CPI inflation accelerates to 0.7% in March
CPI inflation rose by 0.7% in the 12 months to March 2021, up from 0.4% in February, according to the latest figures from the ONS.
"The UK has reached a turning point in its economic reaction to the pandemic where price growth is now on an upward trajectory, and should remain so for some time to come."
CPIH inflation, which includes owner occupiers’ housing costs, rose by 1.0% in the 12 months to March, up from 0.7% to February.
On a monthly basis, CPI rose by 0.3% in March and CPIH increased by 0.2%, compared with little change in March 2020.
Rising prices for transport, fuel and clothing resulted in the largest upward contributions to the change in the CPIH 12-month inflation rate between February and March 2021.
Janine Boshoff, NIESR economist, said: "Annual headline inflation increased to 0.7% in March, up from 0.4% recorded in February, due largely to price increases in the transport category. Base effects and the gradual easing of the winter lockdown could introduce some volatility over the short term, as items in the non-essential retail, restaurant and hotels categories are re-introduced in the calculation of consumer inflation. Our measure of underlying inflation, which excludes extreme price movements, increased to 0.6% in March from 0.2% in February.”
Paul Craig, portfolio manager at Quilter Investors, commented: “The UK has reached a turning point in its economic reaction to the pandemic where price growth is now on an upward trajectory, and should remain so for some time to come. Year-on-year consumer price growth slowed to 0.4% in February from 0.7% in January, primarily due to falling prices in clothing and footwear.
“Now we have year-on-year CPI inflation ticking back up to 0.7% in the 12 months to March 2021, and year-on-year CPIH up to 1% due to rising costs of transport, particularly motor fuels, and clothing. Food and non-alcoholic beverages continue to drag inflation down.
“From here, inflation may tick markedly higher if the steady drip of consumer spending morphs into a waterfall as lockdown restrictions are lifted and households spend some of their accumulated pandemic savings.

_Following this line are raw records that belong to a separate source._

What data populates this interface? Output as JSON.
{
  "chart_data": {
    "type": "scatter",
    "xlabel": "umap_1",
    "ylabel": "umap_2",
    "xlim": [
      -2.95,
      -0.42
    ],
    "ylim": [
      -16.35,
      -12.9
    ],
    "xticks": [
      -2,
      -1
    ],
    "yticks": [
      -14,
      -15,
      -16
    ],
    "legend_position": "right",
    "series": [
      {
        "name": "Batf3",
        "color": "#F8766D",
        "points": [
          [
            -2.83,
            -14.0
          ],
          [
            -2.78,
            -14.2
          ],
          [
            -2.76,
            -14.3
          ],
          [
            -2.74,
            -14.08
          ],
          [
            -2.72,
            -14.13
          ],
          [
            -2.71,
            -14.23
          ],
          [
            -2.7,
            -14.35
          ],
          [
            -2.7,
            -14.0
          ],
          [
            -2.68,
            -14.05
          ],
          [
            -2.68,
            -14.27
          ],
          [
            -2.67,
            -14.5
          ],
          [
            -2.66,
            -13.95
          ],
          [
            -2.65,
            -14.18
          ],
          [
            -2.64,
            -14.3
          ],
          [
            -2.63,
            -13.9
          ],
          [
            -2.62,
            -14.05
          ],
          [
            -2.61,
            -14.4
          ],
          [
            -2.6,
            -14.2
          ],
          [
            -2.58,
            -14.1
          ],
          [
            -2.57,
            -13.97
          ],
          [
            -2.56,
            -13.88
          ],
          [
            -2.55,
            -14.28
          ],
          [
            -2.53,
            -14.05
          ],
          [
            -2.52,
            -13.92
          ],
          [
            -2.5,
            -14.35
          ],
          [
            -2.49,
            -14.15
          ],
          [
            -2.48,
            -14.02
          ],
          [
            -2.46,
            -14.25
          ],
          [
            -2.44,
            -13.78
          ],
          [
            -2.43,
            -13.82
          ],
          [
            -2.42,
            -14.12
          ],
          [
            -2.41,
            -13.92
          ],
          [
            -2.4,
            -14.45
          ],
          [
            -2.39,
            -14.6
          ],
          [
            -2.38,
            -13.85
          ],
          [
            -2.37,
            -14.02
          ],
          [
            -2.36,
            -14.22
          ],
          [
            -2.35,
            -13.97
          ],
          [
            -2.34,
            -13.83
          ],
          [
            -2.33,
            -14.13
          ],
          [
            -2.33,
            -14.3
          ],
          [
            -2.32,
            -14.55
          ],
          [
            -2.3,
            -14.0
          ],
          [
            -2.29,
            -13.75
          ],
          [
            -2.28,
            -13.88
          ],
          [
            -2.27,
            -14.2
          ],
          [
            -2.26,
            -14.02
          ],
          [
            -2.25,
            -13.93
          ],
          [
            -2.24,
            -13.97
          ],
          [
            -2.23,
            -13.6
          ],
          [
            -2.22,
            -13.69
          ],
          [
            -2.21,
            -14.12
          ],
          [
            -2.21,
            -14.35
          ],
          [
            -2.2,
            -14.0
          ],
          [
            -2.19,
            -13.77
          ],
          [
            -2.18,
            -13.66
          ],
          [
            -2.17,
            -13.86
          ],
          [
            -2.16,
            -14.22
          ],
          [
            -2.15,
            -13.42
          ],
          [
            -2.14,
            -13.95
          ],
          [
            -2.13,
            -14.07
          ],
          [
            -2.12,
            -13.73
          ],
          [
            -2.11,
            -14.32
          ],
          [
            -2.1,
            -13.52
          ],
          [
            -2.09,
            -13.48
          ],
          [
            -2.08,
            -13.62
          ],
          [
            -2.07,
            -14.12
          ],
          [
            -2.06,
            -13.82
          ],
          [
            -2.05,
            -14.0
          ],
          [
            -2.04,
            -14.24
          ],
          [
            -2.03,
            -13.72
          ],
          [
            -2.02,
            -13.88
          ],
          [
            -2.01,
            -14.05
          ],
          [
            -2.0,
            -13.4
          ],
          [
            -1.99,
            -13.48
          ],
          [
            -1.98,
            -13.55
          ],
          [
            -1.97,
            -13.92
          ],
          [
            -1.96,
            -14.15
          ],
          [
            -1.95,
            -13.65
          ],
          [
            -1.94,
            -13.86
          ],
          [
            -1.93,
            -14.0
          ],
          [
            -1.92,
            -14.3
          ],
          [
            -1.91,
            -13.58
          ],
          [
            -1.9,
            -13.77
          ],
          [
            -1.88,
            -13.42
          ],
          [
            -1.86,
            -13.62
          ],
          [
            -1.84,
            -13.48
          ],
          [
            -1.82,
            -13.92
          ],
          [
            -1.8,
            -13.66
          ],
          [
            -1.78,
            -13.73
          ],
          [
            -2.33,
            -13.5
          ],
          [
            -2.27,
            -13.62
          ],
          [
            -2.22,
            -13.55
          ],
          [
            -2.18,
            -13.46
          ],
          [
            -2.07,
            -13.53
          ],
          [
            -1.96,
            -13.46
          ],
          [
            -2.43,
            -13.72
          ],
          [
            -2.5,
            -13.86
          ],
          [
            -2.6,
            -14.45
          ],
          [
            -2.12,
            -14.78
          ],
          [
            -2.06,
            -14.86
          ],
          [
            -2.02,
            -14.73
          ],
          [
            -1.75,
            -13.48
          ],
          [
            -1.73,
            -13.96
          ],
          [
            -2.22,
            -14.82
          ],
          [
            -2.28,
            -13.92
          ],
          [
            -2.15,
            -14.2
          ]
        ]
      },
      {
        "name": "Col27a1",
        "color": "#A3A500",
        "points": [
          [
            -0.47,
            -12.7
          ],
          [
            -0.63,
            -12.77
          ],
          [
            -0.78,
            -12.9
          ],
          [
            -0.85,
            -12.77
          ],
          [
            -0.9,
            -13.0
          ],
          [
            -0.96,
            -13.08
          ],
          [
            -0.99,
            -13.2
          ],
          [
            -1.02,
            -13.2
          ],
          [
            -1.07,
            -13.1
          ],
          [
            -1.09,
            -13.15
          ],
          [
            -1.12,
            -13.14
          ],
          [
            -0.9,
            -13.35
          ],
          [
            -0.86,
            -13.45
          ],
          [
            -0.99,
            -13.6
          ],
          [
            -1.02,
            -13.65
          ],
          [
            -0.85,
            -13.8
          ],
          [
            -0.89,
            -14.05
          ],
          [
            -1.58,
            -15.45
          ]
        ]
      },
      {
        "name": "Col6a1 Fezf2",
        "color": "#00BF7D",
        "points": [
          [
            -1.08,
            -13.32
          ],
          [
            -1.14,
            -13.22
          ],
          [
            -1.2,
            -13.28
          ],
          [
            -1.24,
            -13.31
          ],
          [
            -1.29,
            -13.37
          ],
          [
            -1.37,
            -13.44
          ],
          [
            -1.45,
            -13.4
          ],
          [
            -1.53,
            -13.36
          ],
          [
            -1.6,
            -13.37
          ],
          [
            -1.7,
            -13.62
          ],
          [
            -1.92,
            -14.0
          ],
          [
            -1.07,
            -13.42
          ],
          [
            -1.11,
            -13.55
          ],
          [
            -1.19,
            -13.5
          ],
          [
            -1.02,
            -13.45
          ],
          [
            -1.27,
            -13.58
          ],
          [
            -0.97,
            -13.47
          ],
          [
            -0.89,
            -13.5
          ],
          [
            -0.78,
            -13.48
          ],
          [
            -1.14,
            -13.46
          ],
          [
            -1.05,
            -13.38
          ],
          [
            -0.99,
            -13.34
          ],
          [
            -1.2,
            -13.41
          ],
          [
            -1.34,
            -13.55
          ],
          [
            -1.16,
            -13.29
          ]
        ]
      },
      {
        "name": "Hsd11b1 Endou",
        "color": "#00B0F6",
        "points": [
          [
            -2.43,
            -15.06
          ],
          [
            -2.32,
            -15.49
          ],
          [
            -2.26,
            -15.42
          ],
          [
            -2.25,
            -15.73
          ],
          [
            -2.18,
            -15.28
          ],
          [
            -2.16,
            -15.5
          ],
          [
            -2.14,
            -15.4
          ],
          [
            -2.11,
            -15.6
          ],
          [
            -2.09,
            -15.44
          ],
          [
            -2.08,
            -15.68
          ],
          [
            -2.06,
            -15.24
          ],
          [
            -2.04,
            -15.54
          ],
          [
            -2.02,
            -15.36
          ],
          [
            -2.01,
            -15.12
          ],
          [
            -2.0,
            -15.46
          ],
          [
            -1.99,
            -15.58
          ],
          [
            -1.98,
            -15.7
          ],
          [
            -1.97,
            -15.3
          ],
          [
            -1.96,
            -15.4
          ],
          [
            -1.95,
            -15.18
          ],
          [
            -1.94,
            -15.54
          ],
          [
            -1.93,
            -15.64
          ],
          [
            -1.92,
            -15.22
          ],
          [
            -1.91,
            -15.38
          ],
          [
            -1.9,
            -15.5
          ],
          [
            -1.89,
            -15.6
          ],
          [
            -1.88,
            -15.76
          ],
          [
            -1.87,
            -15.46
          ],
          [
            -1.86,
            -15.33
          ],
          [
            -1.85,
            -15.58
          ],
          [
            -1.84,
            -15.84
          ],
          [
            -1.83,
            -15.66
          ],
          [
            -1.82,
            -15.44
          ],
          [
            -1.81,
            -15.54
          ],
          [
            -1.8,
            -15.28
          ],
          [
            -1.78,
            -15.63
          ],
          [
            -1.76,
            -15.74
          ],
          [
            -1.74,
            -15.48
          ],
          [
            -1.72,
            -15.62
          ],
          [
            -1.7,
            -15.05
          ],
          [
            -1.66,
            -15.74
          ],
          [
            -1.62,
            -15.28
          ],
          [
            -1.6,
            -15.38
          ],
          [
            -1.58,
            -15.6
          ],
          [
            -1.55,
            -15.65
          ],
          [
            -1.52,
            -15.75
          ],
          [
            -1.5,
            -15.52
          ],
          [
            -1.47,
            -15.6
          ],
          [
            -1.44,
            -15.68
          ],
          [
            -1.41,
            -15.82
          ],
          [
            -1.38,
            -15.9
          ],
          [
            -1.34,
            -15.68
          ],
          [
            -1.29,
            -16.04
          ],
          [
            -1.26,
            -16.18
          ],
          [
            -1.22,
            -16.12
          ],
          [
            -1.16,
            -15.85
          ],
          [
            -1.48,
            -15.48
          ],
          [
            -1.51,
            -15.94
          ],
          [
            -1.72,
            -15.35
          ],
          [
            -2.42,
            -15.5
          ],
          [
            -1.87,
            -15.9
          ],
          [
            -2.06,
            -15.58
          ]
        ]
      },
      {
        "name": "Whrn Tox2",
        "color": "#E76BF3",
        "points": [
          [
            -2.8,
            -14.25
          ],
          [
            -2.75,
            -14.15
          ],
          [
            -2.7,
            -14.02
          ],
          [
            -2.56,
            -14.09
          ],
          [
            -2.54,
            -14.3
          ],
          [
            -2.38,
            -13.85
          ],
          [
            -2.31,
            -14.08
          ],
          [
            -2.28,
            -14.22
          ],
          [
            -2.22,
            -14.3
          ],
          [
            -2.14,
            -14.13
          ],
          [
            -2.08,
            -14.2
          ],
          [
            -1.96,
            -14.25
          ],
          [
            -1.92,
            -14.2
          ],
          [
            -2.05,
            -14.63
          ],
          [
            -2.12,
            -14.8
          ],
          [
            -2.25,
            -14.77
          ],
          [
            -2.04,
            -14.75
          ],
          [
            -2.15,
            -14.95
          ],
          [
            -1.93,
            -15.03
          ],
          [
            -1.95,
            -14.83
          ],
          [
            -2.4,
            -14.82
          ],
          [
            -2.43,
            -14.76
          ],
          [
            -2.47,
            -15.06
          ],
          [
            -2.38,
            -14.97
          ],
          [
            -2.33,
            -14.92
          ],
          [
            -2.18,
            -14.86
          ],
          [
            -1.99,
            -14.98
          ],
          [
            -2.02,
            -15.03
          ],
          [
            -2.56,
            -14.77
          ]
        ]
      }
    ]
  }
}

“But consumers turning on the spending taps once again shouldn’t evoke too much concern at the Bank of England. Even once restrictions are lifted, we will still be living in economically abnormal times, and the Bank will give the economy time to normalise before beginning to worry about inflation.
“We are a long way away from central banks moving interest rates higher, and indeed the MPC has said they will not tighten policy until the economy has made up its pandemic losses and the inflation target has been met. This should give investors confidence to hold their nerve and remain diversified for the normalisation to come.”